Um seguro pouco conhecido
Originalmente publicado no jornal O Estado de S.Paulo.
por Antonio Penteado Mendonça
Introduzido faz poucos anos no mercado brasileiro, o seguro de D&O (responsabilidade civil de gestores e administradores de empresas) é pouco conhecido pelo público em geral.
Nada de novo debaixo do céu. Quem não opera com ele ou não depende de suas garantias para se sentir tranquilo, realmente não precisa conhecê-lo. O problema é que o universo em questão é mais amplo e o desconhecimento do seguro tem levado a mal-entendidos, incompreensões e contenciosos invariavelmente desnecessários.

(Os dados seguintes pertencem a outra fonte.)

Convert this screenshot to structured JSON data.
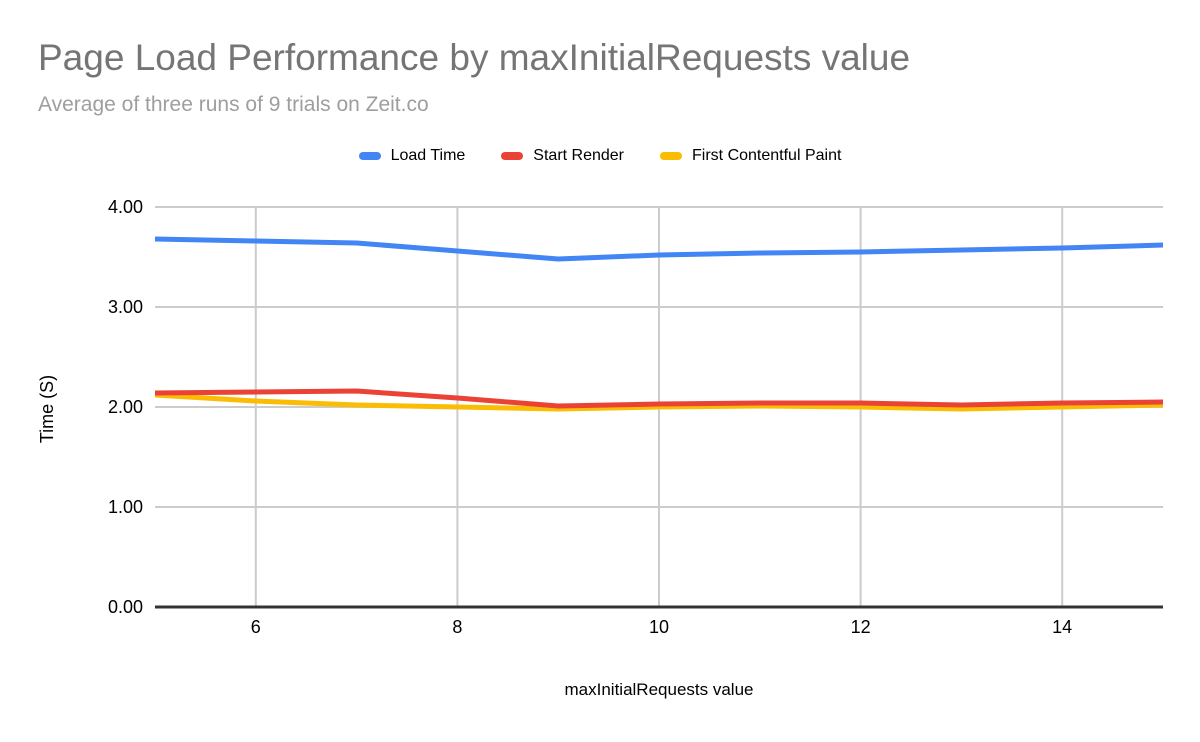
{
  "colors": {
    "background": "#ffffff",
    "title": "#757575",
    "subtitle": "#9e9e9e",
    "grid": "#cccccc",
    "axis": "#333333",
    "tick_text": "#000000"
  },
  "chart_data": {
    "type": "line",
    "title": "Page Load Performance by maxInitialRequests value",
    "subtitle": "Average of three runs of 9 trials on Zeit.co",
    "xlabel": "maxInitialRequests value",
    "ylabel": "Time (S)",
    "xlim": [
      5,
      15
    ],
    "ylim": [
      0,
      4
    ],
    "grid": true,
    "legend_position": "top",
    "x": [
      5,
      6,
      7,
      8,
      9,
      10,
      11,
      12,
      13,
      14,
      15
    ],
    "x_ticks": [
      6,
      8,
      10,
      12,
      14
    ],
    "y_ticks": [
      "0.00",
      "1.00",
      "2.00",
      "3.00",
      "4.00"
    ],
    "series": [
      {
        "name": "Load Time",
        "color": "#4285F4",
        "values": [
          3.68,
          3.66,
          3.64,
          3.56,
          3.48,
          3.52,
          3.54,
          3.55,
          3.57,
          3.59,
          3.62
        ]
      },
      {
        "name": "Start Render",
        "color": "#EA4335",
        "values": [
          2.14,
          2.15,
          2.16,
          2.09,
          2.01,
          2.03,
          2.04,
          2.04,
          2.02,
          2.04,
          2.05
        ]
      },
      {
        "name": "First Contentful Paint",
        "color": "#FBBC04",
        "values": [
          2.12,
          2.06,
          2.02,
          2.0,
          1.98,
          2.0,
          2.01,
          2.0,
          1.98,
          2.0,
          2.02
        ]
      }
    ]
  }
}
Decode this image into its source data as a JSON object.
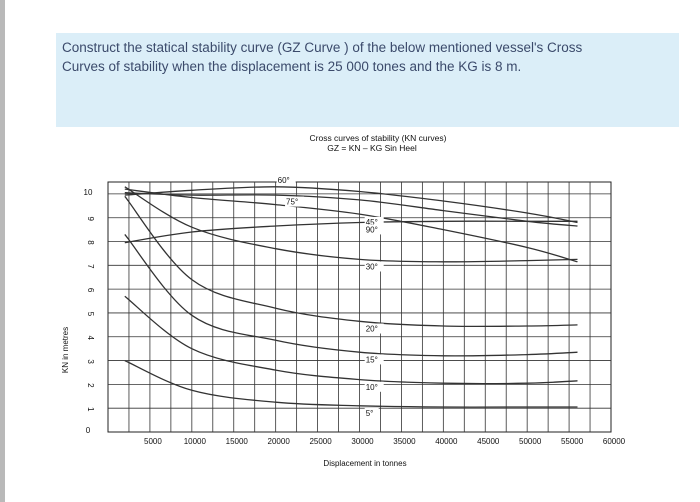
{
  "question": {
    "text": "Construct the statical stability curve (GZ Curve ) of the below mentioned vessel's Cross\nCurves of stability when the displacement is 25 000 tones and the KG is 8 m."
  },
  "chart_data": {
    "type": "line",
    "title": "Cross curves of stability (KN curves)",
    "subtitle": "GZ = KN – KG  Sin Heel",
    "xlabel": "Displacement in tonnes",
    "ylabel": "KN in metres",
    "xlim": [
      0,
      60000
    ],
    "ylim": [
      0,
      10.5
    ],
    "x_tick_labels": [
      "5000",
      "10000",
      "15000",
      "20000",
      "25000",
      "30000",
      "35000",
      "40000",
      "45000",
      "50000",
      "55000",
      "60000"
    ],
    "y_tick_labels": [
      "0",
      "1",
      "2",
      "3",
      "4",
      "5",
      "6",
      "7",
      "8",
      "9",
      "10"
    ],
    "grid": true,
    "series": [
      {
        "name": "60°",
        "x": [
          2000,
          10000,
          20000,
          30000,
          40000,
          50000,
          56000
        ],
        "y": [
          9.95,
          10.15,
          10.3,
          10.1,
          9.7,
          9.2,
          8.8
        ]
      },
      {
        "name": "75°",
        "x": [
          2000,
          10000,
          20000,
          30000,
          40000,
          50000,
          56000
        ],
        "y": [
          10.05,
          9.95,
          9.95,
          9.75,
          9.3,
          8.85,
          8.65
        ]
      },
      {
        "name": "45°",
        "x": [
          2000,
          10000,
          20000,
          30000,
          40000,
          50000,
          56000
        ],
        "y": [
          10.2,
          9.85,
          9.55,
          9.15,
          8.5,
          7.75,
          7.15
        ]
      },
      {
        "name": "90°",
        "x": [
          2000,
          10000,
          20000,
          30000,
          40000,
          50000,
          56000
        ],
        "y": [
          7.95,
          8.4,
          8.65,
          8.8,
          8.85,
          8.85,
          8.85
        ]
      },
      {
        "name": "30°",
        "x": [
          2000,
          10000,
          20000,
          30000,
          40000,
          50000,
          56000
        ],
        "y": [
          10.3,
          8.6,
          7.7,
          7.25,
          7.15,
          7.2,
          7.25
        ]
      },
      {
        "name": "20°",
        "x": [
          2000,
          10000,
          20000,
          30000,
          40000,
          50000,
          56000
        ],
        "y": [
          9.9,
          6.4,
          5.2,
          4.65,
          4.45,
          4.45,
          4.5
        ]
      },
      {
        "name": "15°",
        "x": [
          2000,
          10000,
          20000,
          30000,
          40000,
          50000,
          56000
        ],
        "y": [
          8.3,
          4.9,
          3.85,
          3.35,
          3.2,
          3.25,
          3.35
        ]
      },
      {
        "name": "10°",
        "x": [
          2000,
          10000,
          20000,
          30000,
          40000,
          50000,
          56000
        ],
        "y": [
          5.7,
          3.5,
          2.6,
          2.2,
          2.05,
          2.05,
          2.15
        ]
      },
      {
        "name": "5°",
        "x": [
          2000,
          10000,
          20000,
          30000,
          40000,
          50000,
          56000
        ],
        "y": [
          3.0,
          1.75,
          1.25,
          1.1,
          1.05,
          1.05,
          1.05
        ]
      }
    ]
  }
}
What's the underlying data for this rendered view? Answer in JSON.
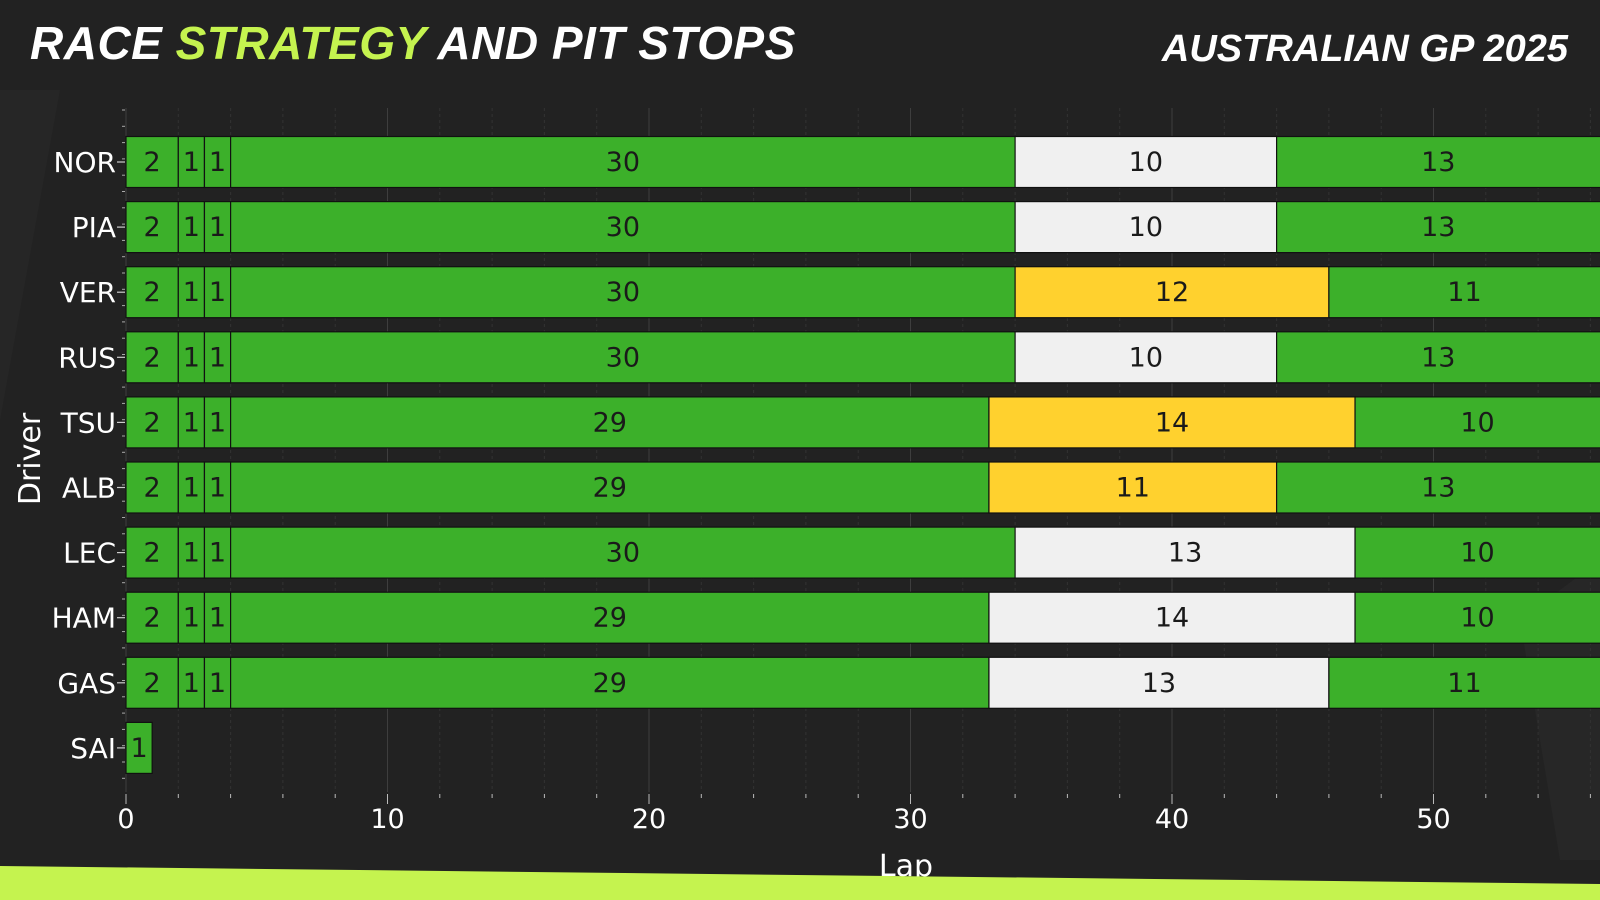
{
  "header": {
    "title_part1": "RACE ",
    "title_accent": "STRATEGY",
    "title_part2": " AND PIT STOPS",
    "event": "AUSTRALIAN GP 2025"
  },
  "colors": {
    "background": "#222222",
    "accent": "#c5f34f",
    "intermediate": "#3cb02a",
    "medium": "#ffd12e",
    "hard": "#f0f0f0",
    "text_dark": "#1a1a1a",
    "text_light": "#ffffff"
  },
  "chart_data": {
    "type": "bar",
    "orientation": "horizontal-stacked",
    "xlabel": "Lap",
    "ylabel": "Driver",
    "xlim": [
      0,
      56.5
    ],
    "xticks": [
      0,
      10,
      20,
      30,
      40,
      50
    ],
    "grid": true,
    "drivers": [
      {
        "name": "NOR",
        "stints": [
          {
            "laps": 2,
            "compound": "intermediate"
          },
          {
            "laps": 1,
            "compound": "intermediate"
          },
          {
            "laps": 1,
            "compound": "intermediate"
          },
          {
            "laps": 30,
            "compound": "intermediate"
          },
          {
            "laps": 10,
            "compound": "hard"
          },
          {
            "laps": 13,
            "compound": "intermediate"
          }
        ]
      },
      {
        "name": "PIA",
        "stints": [
          {
            "laps": 2,
            "compound": "intermediate"
          },
          {
            "laps": 1,
            "compound": "intermediate"
          },
          {
            "laps": 1,
            "compound": "intermediate"
          },
          {
            "laps": 30,
            "compound": "intermediate"
          },
          {
            "laps": 10,
            "compound": "hard"
          },
          {
            "laps": 13,
            "compound": "intermediate"
          }
        ]
      },
      {
        "name": "VER",
        "stints": [
          {
            "laps": 2,
            "compound": "intermediate"
          },
          {
            "laps": 1,
            "compound": "intermediate"
          },
          {
            "laps": 1,
            "compound": "intermediate"
          },
          {
            "laps": 30,
            "compound": "intermediate"
          },
          {
            "laps": 12,
            "compound": "medium"
          },
          {
            "laps": 11,
            "compound": "intermediate"
          }
        ]
      },
      {
        "name": "RUS",
        "stints": [
          {
            "laps": 2,
            "compound": "intermediate"
          },
          {
            "laps": 1,
            "compound": "intermediate"
          },
          {
            "laps": 1,
            "compound": "intermediate"
          },
          {
            "laps": 30,
            "compound": "intermediate"
          },
          {
            "laps": 10,
            "compound": "hard"
          },
          {
            "laps": 13,
            "compound": "intermediate"
          }
        ]
      },
      {
        "name": "TSU",
        "stints": [
          {
            "laps": 2,
            "compound": "intermediate"
          },
          {
            "laps": 1,
            "compound": "intermediate"
          },
          {
            "laps": 1,
            "compound": "intermediate"
          },
          {
            "laps": 29,
            "compound": "intermediate"
          },
          {
            "laps": 14,
            "compound": "medium"
          },
          {
            "laps": 10,
            "compound": "intermediate"
          }
        ]
      },
      {
        "name": "ALB",
        "stints": [
          {
            "laps": 2,
            "compound": "intermediate"
          },
          {
            "laps": 1,
            "compound": "intermediate"
          },
          {
            "laps": 1,
            "compound": "intermediate"
          },
          {
            "laps": 29,
            "compound": "intermediate"
          },
          {
            "laps": 11,
            "compound": "medium"
          },
          {
            "laps": 13,
            "compound": "intermediate"
          }
        ]
      },
      {
        "name": "LEC",
        "stints": [
          {
            "laps": 2,
            "compound": "intermediate"
          },
          {
            "laps": 1,
            "compound": "intermediate"
          },
          {
            "laps": 1,
            "compound": "intermediate"
          },
          {
            "laps": 30,
            "compound": "intermediate"
          },
          {
            "laps": 13,
            "compound": "hard"
          },
          {
            "laps": 10,
            "compound": "intermediate"
          }
        ]
      },
      {
        "name": "HAM",
        "stints": [
          {
            "laps": 2,
            "compound": "intermediate"
          },
          {
            "laps": 1,
            "compound": "intermediate"
          },
          {
            "laps": 1,
            "compound": "intermediate"
          },
          {
            "laps": 29,
            "compound": "intermediate"
          },
          {
            "laps": 14,
            "compound": "hard"
          },
          {
            "laps": 10,
            "compound": "intermediate"
          }
        ]
      },
      {
        "name": "GAS",
        "stints": [
          {
            "laps": 2,
            "compound": "intermediate"
          },
          {
            "laps": 1,
            "compound": "intermediate"
          },
          {
            "laps": 1,
            "compound": "intermediate"
          },
          {
            "laps": 29,
            "compound": "intermediate"
          },
          {
            "laps": 13,
            "compound": "hard"
          },
          {
            "laps": 11,
            "compound": "intermediate"
          }
        ]
      },
      {
        "name": "SAI",
        "stints": [
          {
            "laps": 1,
            "compound": "intermediate"
          }
        ]
      }
    ]
  }
}
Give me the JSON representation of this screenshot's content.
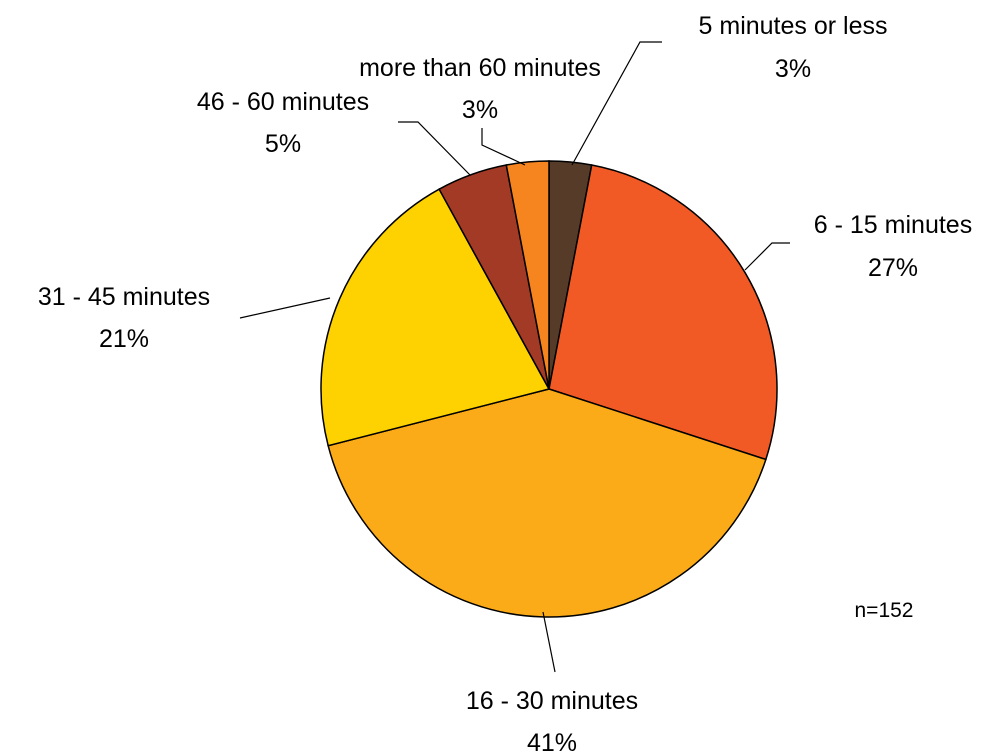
{
  "chart_data": {
    "type": "pie",
    "slices": [
      {
        "label": "5 minutes or less",
        "percent": "3%",
        "value": 3,
        "color": "#563c28"
      },
      {
        "label": "6 - 15 minutes",
        "percent": "27%",
        "value": 27,
        "color": "#f15a24"
      },
      {
        "label": "16 - 30 minutes",
        "percent": "41%",
        "value": 41,
        "color": "#fbab18"
      },
      {
        "label": "31 - 45 minutes",
        "percent": "21%",
        "value": 21,
        "color": "#fdd200"
      },
      {
        "label": "46 - 60 minutes",
        "percent": "5%",
        "value": 5,
        "color": "#a33a26"
      },
      {
        "label": "more than 60 minutes",
        "percent": "3%",
        "value": 3,
        "color": "#f6851f"
      }
    ],
    "note": "n=152"
  }
}
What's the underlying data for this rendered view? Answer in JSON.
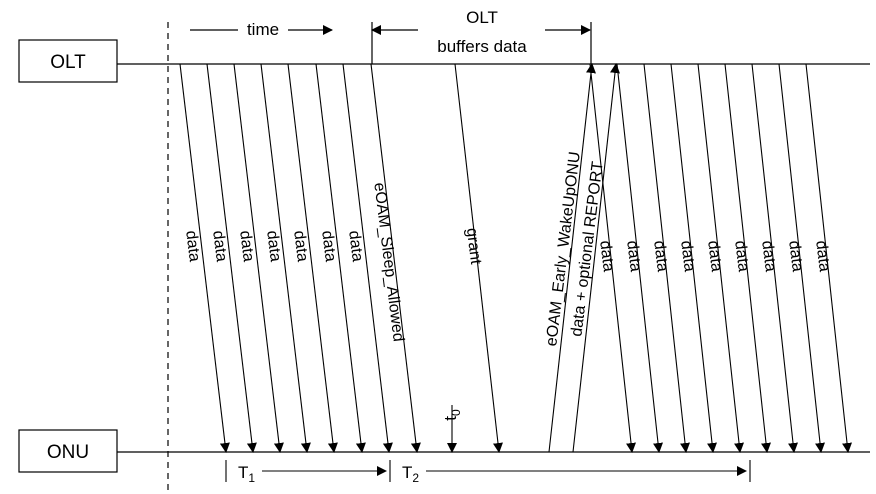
{
  "nodes": {
    "olt": "OLT",
    "onu": "ONU"
  },
  "header": {
    "time": "time",
    "olt_buffer_line1": "OLT",
    "olt_buffer_line2": "buffers data"
  },
  "messages": {
    "data": "data",
    "sleep_allowed": "eOAM_Sleep_Allowed",
    "grant": "grant",
    "early_wakeup": "eOAM_Early_WakeUpONU",
    "data_report": "data + optional REPORT"
  },
  "timing": {
    "t0": "t",
    "t0_sub": "0",
    "t1": "T",
    "t1_sub": "1",
    "t2": "T",
    "t2_sub": "2"
  },
  "colors": {
    "line": "#000000",
    "background": "#ffffff"
  }
}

O seguro de D&O é um seguro de responsabilidade civil, ou seja, é um seguro destinado a proteger o patrimônio do segurado em função de danos que ele cause a terceiros previstos no contrato.
Mas este seguro tem algumas particularidades que o diferenciam dos demais seguros de responsabilidade civil.
A primeira é que não é o segurado quem contrata o seguro. O seguro de D&O é contratado pela empresa, como tomadora do seguro, em favor de seus administradores e conselheiros, que são os segurados. A segunda, mais importante do que a primeira, é que, por suas características de contratação, a maioria dos segurados raramente participa dela e isso tem consequências graves no caso de um sinistro negado com base em informações incorretas prestadas no momento da contratação do seguro.
O contrato de seguro é um contrato que exige três vezes boa fé da seguradora e do segurado. É aí que mora um dos problemas para o bom funcionamento deste tipo de seguro. Quem contrata a apólice não é o segurado, é a empresa na qual o segurado é administrador ou conselheiro. Mas a empresa, a pessoa jurídica, não realiza nenhum ato ela mesma. Os atos são realizados por funcionários, gestores, diretores, etc., ou seja, por pessoas naturais com poderes para sua execução. Assim, não é possível a seguradora negar um sinistro alegando que não há cobertura porque o segurado prestou informações incorretas. No caso, a maioria dos segurados não tem acesso aos questionários de contratação do seguro, nem presta qualquer informação, nem é solicitada a prestá-las.
Como se trata de um seguro com particularidades próprias, a seguradora deveria fazer um profundo estudo das informações que lhe são uteis, ou mesmo indispensáveis para aceitar o risco. Atualmente os questionários normalmente utilizados são incompletos e deixam de abordar mais detalhadamente informações e pontos relevantes para conhecer a realidade da empresa, sua forma de gestão e a consequente responsabilidade dos segurados.
Aqui é necessário um parêntese importante para salientar que o beneficiário do seguro de D&O não é a empresa, nem os acionistas, nem terceiros prejudicados por atos de gestão de executivos e conselheiros. O segurado da apólice de D&O é o executivo ou o conselheiro. O que o seguro se propõe a fazer é reembolsar este profissional dos prejuízos que ele venha a sofrer em função de danos causados a terceiros no exercício regular da profissão. E neste sentido o cancelamento da apólice pela seguradora em função de informações incompletas (como acontece na maioria das vezes) ou sem verificação pela seguradora, pode não ter sustentação legal, uma vez que não houve má fé do segurado, que, insista-se, não participa, na maioria das vezes, do processo de contratação do seguro.
Mas há outro problema que precisa ser equacionado. O Brasil, pelas tipicidades e distorções que afetam o país, tem dois grandes grupos de riscos que podem ameaçar os executivos das empresas, sem que eles possam interferir de alguma forma. Os primeiros são riscos econômico-financeiros decorrentes da atuação da empresa num ambiente de crise; e os segundos são riscos políticos, decorrentes de ações de governo, como gerar um prejuízo de mais de 60 bilhões de reais para a Petrobrás e comprometer todo o setor canavieiro, mantendo artificialmente o preço do petróleo. Até que ponto os executivos das empresas podem ser responsabilizados por isso?
Se a ideia é o seguro de D&O se consolidar, é necessário rever urgentemente os questionários e os clausulados das apólices.